Detailed Analysis
A growth or product marketing team is publicly exploring the use of Anthropic's Claude as a natural language interface for mobile attribution data, specifically asking whether others have successfully connected AppsFlyer — a leading mobile measurement and attribution platform — to Claude via the Model Context Protocol (MCP). The poster's current analytics stack follows a conventional enterprise pattern: AppsFlyer feeds raw attribution and event data into BigQuery, which powers Looker dashboards and occasional Sheets exports for campaign reviews. The desired outcome is a conversational layer that allows non-technical stakeholders such as product managers and growth marketers to query campaign performance directly, asking questions like which campaigns drove high-value users or why return on ad spend declined in a particular geography, without routing every question through a data analyst.
The Model Context Protocol, released by Anthropic in late 2024, is the enabling infrastructure underlying this inquiry. MCP provides a standardized way for Claude to connect to external data sources, APIs, and tools, effectively allowing the model to read from and interact with live or structured datasets rather than relying solely on information present in the conversation window. In this use case, an MCP server sitting in front of BigQuery or directly against the AppsFlyer API would allow Claude to retrieve aggregated attribution metrics on demand. The poster's framing reflects a technically informed understanding of MCP's capabilities, and the question signals that teams are beginning to move from experimental MCP deployments toward production-adjacent workflows with real business data.
The governance concerns raised in the post are substantive and reflect the central tension in deploying LLMs against sensitive marketing and user behavioral data. The poster specifically flags three risk vectors: access permissions (ensuring Claude cannot reach data beyond what has been explicitly approved), event naming consistency (AppsFlyer implementations vary widely across apps, meaning Claude needs to understand the specific taxonomy a team uses), and the hard boundary between approved aggregates and raw user-level data. The last point is particularly significant from a privacy and compliance standpoint, as raw AppsFlyer data can contain device identifiers, IP-derived geolocation, and behavioral sequences that may be subject to GDPR, CCPA, or platform-specific policies from Apple and Google. A well-architected MCP integration would enforce these boundaries at the data layer rather than relying on prompt-level instructions.

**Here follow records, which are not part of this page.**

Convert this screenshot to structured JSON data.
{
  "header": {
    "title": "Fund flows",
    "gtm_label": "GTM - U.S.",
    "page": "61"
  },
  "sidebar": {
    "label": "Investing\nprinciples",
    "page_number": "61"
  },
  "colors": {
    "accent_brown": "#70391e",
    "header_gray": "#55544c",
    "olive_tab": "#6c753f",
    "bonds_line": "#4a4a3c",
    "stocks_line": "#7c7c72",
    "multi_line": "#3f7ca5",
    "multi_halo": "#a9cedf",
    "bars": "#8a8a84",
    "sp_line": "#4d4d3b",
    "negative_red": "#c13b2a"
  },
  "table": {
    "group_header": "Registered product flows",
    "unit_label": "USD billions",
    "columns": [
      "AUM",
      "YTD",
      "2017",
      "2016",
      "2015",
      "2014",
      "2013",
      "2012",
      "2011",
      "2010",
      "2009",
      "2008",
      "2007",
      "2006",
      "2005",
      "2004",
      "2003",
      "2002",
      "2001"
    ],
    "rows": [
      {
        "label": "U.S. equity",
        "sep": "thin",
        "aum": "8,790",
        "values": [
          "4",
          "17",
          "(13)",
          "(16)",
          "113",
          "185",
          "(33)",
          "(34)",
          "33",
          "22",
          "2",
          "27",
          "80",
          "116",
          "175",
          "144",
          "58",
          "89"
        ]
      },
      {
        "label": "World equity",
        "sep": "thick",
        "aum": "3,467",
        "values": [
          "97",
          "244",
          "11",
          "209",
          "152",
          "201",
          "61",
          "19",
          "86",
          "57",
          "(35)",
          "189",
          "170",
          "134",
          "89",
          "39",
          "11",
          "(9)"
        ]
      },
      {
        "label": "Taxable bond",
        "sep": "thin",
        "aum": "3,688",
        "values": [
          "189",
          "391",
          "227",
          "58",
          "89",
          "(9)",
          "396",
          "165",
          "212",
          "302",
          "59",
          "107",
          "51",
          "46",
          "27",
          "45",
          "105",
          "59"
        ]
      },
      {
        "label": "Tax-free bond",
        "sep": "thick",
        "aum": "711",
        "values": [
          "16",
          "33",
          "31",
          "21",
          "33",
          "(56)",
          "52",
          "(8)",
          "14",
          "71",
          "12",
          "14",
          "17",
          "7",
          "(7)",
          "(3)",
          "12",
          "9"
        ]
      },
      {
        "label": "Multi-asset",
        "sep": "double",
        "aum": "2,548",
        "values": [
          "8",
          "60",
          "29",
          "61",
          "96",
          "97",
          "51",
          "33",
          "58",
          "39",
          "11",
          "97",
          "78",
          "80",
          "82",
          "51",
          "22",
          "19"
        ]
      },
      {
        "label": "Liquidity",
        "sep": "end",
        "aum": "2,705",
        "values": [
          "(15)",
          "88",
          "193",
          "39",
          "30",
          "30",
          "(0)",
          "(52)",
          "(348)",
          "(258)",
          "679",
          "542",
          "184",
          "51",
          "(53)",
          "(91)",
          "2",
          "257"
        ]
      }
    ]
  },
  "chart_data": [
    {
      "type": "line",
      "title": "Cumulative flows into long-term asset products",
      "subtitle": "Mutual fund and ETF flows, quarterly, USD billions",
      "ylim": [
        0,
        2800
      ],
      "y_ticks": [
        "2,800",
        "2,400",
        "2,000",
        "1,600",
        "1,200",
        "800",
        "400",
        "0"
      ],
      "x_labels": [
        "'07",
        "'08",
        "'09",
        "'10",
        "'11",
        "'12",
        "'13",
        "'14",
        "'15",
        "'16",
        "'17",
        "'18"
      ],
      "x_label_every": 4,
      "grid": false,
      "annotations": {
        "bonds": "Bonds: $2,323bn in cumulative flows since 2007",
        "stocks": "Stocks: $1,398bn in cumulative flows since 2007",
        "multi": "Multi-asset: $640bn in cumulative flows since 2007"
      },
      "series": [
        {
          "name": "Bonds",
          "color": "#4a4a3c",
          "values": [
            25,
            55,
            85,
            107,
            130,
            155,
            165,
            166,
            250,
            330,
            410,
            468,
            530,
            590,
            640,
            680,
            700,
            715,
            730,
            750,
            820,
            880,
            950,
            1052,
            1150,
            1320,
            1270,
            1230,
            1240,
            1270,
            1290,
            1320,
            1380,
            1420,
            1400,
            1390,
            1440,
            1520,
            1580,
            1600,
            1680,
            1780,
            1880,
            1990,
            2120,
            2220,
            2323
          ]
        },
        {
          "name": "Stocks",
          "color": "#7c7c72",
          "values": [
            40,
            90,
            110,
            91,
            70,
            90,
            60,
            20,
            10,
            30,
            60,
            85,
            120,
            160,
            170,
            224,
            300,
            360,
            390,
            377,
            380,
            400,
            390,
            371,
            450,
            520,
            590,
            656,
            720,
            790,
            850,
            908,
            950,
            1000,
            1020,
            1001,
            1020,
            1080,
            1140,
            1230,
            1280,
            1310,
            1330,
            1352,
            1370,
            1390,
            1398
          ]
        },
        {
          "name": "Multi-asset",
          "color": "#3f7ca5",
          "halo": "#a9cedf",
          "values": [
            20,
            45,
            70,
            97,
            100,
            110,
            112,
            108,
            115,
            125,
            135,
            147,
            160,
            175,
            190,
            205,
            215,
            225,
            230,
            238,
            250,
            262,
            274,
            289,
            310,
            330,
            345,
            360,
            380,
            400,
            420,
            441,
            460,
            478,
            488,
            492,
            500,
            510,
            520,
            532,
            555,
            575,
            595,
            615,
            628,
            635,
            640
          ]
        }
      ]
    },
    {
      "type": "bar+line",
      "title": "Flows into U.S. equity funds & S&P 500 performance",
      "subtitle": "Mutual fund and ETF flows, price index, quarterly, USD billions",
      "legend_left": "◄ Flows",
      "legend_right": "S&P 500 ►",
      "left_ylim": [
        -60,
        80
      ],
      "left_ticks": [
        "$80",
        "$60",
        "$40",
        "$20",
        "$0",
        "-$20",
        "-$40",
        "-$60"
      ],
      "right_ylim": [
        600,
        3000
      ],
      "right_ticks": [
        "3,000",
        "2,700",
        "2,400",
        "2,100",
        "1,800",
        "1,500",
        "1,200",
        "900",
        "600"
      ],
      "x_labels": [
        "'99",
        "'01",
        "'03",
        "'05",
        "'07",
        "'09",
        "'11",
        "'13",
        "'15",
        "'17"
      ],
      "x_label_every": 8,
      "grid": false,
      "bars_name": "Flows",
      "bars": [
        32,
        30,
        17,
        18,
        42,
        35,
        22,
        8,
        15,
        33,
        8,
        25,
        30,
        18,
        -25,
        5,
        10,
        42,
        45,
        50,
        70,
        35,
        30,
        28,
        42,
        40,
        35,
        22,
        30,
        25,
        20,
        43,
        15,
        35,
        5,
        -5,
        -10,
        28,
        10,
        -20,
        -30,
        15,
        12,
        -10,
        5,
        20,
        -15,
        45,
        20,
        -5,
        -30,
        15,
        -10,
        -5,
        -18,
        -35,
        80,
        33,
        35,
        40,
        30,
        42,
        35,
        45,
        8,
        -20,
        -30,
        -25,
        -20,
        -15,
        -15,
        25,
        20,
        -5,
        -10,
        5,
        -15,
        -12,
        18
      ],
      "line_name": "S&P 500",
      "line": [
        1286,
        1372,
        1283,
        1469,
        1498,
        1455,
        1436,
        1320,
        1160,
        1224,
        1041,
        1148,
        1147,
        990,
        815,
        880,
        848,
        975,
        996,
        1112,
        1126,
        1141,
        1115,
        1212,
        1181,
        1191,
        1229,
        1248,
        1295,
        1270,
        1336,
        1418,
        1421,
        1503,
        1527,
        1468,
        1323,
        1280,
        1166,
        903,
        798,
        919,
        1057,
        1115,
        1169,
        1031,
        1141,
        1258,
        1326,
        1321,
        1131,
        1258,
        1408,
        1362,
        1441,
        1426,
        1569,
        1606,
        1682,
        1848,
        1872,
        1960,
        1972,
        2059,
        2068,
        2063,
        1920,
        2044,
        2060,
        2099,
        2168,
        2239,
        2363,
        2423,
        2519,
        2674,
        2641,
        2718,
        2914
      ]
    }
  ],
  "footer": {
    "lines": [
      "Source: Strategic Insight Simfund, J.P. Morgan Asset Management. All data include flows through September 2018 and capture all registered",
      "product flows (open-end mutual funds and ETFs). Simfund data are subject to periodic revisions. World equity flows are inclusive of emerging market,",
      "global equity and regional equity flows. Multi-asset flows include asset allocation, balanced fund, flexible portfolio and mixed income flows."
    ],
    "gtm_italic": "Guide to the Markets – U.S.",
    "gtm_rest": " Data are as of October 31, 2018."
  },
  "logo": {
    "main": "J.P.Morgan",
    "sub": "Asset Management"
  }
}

This type of inquiry represents a broader and accelerating trend in enterprise AI adoption: using foundation models as semantic query layers on top of existing business intelligence infrastructure rather than replacing that infrastructure outright. Rather than rebuilding dashboards or training custom models, teams are exploring whether Claude can interpret natural language questions and translate them into structured queries against systems like BigQuery, Snowflake, or Redshift. AppsFlyer is a particularly interesting test case because attribution data is inherently multi-dimensional — combining channel, creative, cohort, geography, and event data — making it well suited to conversational exploration but also more complex to govern than simpler datasets. The success of such integrations will likely depend heavily on data modeling discipline upstream, since Claude's ability to give accurate answers is bounded by the consistency and documentation of the underlying schema.
The Reddit post itself functions as a signal of where practitioner interest in Claude's MCP ecosystem is concentrating. Marketing technology and growth analytics are among the domains where the cost of analyst bottlenecks is most acutely felt, and where the questions being asked are repetitive and well-structured enough that an LLM interface offers genuine leverage. As more teams attempt these integrations, the community knowledge base around MCP server design, permission scoping, and prompt reliability for BI-adjacent use cases will mature, likely producing reusable patterns or open-source MCP connectors for common platforms like AppsFlyer and BigQuery.